Mr. Merrick. You are right.

Mr. Ingersoll. That just shows how easy it is to make a mistake when it comes to a matter of recollection.

Mr. Merrick. I think it was upon a question of the insertion of the change in the character of the affidavit--its being addressed to the President; and when I asked him if he had not made that change he asked leave to consult his counsel. For the moment I thought it was upon the books. But the substance still remains, that, on the question of the books, I asked him on his cross-examination--and the counsel will state his recollection to be the same--about the stubs and the books, and called upon him to produce them, and the counsel replied, "We will not."

Mr. Ingersoll. I presume I did. I made that reply a good many times.

Mr. Merrick. Will the counsel be frank enough to state when that decision was made?

Mr. Ingersoll. Which decision?

Mr. Merrick. When he was on the stand on cross-examination.

Mr. Ingersoll. And I said we would not produce them?

Mr. Merrick. After the testimony in chief and Rerdell was gone.

Mr. Ingersoll. Then I said we would not produce them. And now I will say that the decision of the Court was made before that time that we could not produce them, and if I do not show it then I will publicly take it back.

The Court. I do not think you can show it.

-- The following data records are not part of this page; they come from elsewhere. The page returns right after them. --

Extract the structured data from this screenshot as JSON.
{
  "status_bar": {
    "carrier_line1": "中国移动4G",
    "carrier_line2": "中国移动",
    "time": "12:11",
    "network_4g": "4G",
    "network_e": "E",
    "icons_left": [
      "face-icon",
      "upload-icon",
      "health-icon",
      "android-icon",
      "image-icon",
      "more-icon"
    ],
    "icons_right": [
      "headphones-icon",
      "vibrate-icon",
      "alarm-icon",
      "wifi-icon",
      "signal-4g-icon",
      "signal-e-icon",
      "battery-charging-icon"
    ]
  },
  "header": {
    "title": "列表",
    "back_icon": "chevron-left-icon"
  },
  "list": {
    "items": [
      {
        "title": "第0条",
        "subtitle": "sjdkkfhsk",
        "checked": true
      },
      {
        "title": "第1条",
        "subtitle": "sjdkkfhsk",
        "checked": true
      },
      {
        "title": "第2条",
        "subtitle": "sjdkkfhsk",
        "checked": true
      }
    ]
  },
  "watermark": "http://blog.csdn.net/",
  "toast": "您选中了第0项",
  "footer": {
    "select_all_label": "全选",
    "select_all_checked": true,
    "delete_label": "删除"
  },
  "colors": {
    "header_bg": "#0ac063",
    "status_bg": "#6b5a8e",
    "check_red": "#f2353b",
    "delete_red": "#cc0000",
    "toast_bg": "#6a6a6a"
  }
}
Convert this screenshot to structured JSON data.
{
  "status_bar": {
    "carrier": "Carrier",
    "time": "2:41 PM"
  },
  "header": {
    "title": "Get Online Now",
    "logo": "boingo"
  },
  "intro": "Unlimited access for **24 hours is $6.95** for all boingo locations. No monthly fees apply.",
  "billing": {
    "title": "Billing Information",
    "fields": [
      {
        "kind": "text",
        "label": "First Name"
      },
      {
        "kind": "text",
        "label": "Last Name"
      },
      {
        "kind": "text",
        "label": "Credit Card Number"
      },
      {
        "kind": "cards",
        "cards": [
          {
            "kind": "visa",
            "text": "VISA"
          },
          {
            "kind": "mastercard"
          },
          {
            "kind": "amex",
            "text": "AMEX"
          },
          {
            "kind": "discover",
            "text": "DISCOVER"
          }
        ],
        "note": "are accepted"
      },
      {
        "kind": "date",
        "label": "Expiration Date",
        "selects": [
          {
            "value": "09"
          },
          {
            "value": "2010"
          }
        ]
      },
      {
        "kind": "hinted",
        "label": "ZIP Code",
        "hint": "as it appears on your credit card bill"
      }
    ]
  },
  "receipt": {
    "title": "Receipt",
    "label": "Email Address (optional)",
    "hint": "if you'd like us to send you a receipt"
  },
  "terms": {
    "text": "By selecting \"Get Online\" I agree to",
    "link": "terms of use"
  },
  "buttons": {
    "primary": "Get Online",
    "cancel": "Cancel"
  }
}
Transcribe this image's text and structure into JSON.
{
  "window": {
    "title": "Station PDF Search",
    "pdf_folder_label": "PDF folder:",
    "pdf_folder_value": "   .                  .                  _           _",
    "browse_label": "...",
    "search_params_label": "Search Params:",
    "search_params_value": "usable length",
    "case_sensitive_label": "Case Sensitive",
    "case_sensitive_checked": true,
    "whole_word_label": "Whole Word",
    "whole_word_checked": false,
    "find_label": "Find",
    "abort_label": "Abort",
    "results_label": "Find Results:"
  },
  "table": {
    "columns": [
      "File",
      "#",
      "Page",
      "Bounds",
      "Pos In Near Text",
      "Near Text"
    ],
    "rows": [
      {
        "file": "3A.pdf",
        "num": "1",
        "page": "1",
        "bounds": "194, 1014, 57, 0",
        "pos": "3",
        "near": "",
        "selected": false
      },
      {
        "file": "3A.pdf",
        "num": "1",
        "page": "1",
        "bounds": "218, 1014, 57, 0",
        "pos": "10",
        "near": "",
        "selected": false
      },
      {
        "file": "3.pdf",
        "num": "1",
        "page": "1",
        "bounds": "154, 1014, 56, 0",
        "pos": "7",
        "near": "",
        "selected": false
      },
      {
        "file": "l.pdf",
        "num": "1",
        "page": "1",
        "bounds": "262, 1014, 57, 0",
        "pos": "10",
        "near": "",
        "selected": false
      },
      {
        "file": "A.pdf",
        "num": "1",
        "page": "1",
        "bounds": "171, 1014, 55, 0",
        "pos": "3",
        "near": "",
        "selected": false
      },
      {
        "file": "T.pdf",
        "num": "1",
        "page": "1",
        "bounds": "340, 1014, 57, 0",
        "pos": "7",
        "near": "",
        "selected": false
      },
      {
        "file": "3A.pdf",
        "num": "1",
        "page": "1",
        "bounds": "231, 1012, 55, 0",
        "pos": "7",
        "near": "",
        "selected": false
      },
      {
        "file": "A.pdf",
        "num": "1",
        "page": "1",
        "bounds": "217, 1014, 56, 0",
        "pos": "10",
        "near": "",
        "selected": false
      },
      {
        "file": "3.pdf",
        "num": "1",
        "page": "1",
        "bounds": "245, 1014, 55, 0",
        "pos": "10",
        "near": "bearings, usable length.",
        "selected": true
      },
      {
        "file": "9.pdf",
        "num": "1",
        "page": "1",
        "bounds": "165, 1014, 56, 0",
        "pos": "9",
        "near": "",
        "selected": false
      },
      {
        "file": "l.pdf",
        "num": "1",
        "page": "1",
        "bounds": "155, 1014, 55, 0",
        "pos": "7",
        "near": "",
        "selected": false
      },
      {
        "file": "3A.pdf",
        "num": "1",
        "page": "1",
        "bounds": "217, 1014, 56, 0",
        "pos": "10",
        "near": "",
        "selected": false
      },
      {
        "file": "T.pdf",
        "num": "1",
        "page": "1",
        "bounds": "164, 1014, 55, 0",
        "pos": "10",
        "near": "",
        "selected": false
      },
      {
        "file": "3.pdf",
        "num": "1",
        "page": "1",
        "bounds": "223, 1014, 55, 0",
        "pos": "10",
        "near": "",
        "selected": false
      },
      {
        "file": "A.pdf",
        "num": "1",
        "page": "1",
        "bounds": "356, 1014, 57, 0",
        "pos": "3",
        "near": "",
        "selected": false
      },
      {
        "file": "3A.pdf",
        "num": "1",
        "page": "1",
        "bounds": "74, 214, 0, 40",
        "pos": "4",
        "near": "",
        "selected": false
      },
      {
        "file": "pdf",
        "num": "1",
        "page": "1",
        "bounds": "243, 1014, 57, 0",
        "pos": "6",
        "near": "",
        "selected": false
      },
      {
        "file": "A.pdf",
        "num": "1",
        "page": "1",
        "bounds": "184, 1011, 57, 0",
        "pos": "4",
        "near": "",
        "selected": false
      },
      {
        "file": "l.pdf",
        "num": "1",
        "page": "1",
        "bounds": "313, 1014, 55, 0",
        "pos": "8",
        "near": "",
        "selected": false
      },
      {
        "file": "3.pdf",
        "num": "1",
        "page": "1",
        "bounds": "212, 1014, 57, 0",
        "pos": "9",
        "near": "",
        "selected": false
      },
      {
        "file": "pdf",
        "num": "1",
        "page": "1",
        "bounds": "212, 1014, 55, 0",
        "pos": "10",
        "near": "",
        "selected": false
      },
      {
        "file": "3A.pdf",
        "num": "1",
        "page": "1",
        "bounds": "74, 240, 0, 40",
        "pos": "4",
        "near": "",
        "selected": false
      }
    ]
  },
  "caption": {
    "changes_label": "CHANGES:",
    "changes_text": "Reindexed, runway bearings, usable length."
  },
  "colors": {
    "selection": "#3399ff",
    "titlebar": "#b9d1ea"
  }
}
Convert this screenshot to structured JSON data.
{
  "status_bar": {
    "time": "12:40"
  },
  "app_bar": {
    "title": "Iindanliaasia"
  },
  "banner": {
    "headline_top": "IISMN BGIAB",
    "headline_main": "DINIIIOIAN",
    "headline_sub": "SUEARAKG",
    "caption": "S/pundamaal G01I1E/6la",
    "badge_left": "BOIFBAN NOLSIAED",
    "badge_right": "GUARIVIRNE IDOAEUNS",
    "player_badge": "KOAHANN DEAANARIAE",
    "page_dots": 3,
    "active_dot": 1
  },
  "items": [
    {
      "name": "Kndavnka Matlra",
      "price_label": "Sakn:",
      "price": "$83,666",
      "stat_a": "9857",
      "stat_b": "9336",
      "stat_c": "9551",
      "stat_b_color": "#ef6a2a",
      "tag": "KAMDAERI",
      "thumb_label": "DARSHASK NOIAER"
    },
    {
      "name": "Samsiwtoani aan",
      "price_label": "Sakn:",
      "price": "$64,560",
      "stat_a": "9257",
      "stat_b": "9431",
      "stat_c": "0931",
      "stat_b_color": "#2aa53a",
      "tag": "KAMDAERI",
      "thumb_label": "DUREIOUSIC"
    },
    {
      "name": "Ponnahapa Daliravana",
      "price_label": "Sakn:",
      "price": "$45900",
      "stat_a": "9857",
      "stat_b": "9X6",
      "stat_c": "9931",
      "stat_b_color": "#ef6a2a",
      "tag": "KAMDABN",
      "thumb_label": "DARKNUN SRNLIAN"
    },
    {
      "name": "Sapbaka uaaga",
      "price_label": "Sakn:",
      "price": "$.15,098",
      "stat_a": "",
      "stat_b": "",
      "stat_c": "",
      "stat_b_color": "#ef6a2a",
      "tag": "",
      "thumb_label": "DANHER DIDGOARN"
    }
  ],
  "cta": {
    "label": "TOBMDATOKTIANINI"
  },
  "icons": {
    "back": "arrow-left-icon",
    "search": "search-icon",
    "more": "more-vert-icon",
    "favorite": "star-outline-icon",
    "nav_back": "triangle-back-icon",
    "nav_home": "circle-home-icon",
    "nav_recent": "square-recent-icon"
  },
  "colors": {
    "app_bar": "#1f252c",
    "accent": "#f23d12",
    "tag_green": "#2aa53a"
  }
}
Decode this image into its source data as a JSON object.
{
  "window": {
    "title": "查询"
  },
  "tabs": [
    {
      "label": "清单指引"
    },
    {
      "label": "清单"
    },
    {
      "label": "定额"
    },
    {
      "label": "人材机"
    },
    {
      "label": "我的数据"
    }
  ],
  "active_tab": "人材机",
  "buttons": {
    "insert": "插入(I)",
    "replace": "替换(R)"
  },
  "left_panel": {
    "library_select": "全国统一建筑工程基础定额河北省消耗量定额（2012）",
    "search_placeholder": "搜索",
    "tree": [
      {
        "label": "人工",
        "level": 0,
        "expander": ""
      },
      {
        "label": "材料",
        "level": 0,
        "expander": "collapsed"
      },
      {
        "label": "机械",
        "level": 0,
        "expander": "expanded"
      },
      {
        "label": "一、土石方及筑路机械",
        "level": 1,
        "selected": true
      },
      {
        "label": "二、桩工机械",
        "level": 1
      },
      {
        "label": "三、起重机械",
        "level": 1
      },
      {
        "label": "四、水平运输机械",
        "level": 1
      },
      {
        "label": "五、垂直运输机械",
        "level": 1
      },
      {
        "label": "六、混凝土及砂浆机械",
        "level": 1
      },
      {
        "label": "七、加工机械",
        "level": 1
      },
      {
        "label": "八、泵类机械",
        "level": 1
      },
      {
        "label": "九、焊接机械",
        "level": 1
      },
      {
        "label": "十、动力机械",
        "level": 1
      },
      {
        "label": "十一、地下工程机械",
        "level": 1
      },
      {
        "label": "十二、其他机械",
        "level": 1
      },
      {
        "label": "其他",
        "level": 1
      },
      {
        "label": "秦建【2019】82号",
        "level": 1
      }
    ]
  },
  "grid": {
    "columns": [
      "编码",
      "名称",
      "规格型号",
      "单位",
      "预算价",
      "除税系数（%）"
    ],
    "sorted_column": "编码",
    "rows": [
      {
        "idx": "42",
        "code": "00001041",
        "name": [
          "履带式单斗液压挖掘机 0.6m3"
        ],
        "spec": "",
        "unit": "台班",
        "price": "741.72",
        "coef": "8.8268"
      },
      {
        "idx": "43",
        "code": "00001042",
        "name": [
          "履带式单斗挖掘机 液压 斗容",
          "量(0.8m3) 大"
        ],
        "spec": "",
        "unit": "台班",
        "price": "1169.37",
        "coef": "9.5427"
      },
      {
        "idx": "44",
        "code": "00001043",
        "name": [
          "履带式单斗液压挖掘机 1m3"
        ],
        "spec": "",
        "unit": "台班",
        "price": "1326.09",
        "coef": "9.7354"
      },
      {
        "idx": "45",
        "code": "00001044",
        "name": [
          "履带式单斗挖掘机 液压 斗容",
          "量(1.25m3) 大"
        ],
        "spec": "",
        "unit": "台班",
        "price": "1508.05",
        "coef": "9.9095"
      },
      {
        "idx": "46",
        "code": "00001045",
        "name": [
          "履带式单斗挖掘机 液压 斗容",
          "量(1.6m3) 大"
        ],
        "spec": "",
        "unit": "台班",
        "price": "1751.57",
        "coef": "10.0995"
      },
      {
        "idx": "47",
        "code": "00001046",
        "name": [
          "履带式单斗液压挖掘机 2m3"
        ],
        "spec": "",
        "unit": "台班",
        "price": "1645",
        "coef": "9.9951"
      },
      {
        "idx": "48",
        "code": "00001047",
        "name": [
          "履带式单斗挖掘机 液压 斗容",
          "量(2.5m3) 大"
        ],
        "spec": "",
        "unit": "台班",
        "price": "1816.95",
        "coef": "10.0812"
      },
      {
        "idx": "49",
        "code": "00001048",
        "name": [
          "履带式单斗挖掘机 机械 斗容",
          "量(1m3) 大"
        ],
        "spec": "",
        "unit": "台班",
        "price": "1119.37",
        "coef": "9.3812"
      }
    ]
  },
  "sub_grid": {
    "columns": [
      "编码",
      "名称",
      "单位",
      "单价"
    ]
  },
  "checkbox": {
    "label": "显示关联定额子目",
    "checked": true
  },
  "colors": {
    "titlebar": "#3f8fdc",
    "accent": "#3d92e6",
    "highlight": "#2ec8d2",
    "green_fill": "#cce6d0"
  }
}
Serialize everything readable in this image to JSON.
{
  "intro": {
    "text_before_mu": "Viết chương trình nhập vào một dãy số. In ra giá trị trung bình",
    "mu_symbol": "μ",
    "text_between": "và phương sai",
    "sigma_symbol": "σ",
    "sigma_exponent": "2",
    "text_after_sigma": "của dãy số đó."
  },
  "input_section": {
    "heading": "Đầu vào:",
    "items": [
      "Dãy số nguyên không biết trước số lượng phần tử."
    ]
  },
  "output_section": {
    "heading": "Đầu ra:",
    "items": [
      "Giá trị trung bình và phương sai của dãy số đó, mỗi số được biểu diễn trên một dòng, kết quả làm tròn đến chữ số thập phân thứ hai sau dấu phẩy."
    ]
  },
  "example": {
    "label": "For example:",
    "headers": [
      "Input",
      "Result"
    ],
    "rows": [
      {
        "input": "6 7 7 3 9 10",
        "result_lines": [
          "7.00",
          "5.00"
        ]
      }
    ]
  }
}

Mr. Ingersoll. If I do not, then I will beg your Honor's pardon, and if I do--if I do--Now, I think what happened afterwards in this case with that very witness justifies the course that we pursued. He also stated at the time that we had, I believe, some twenty thousand pages of letters on all possible subjects to a great number of people. We knew that there was a spirit abroad--and some of it in a part of the prosecution--to find something against somebody else somewhere. We made up our minds that our private books and correspondence never should be ransacked by this Department of Justice. We took the consequences, and we are willing to take them. We say that the inference from our refusal is an inference of fact, and must be decided by the jury, and is not an inference of law.

We have been asked a good many times why we did not put James W. Bosler on the stand. The prosecution subpoenaed Mr. Bosler. They appeared to have an affection for him. They subpoenaed him, and he came here.

Afterwards they issued an attachment for him. They had him, arrested at midnight and brought here. He gave some testimony, and you will find it on page 2611.

Mr. Merrick. I do not know that there was an attachment.

Mr. Ingersoll. You know you have a right to prove things by circumstances. Now, it is said that he put the marshal out of the house; I think that is evidence tending to show that an attachment was issued.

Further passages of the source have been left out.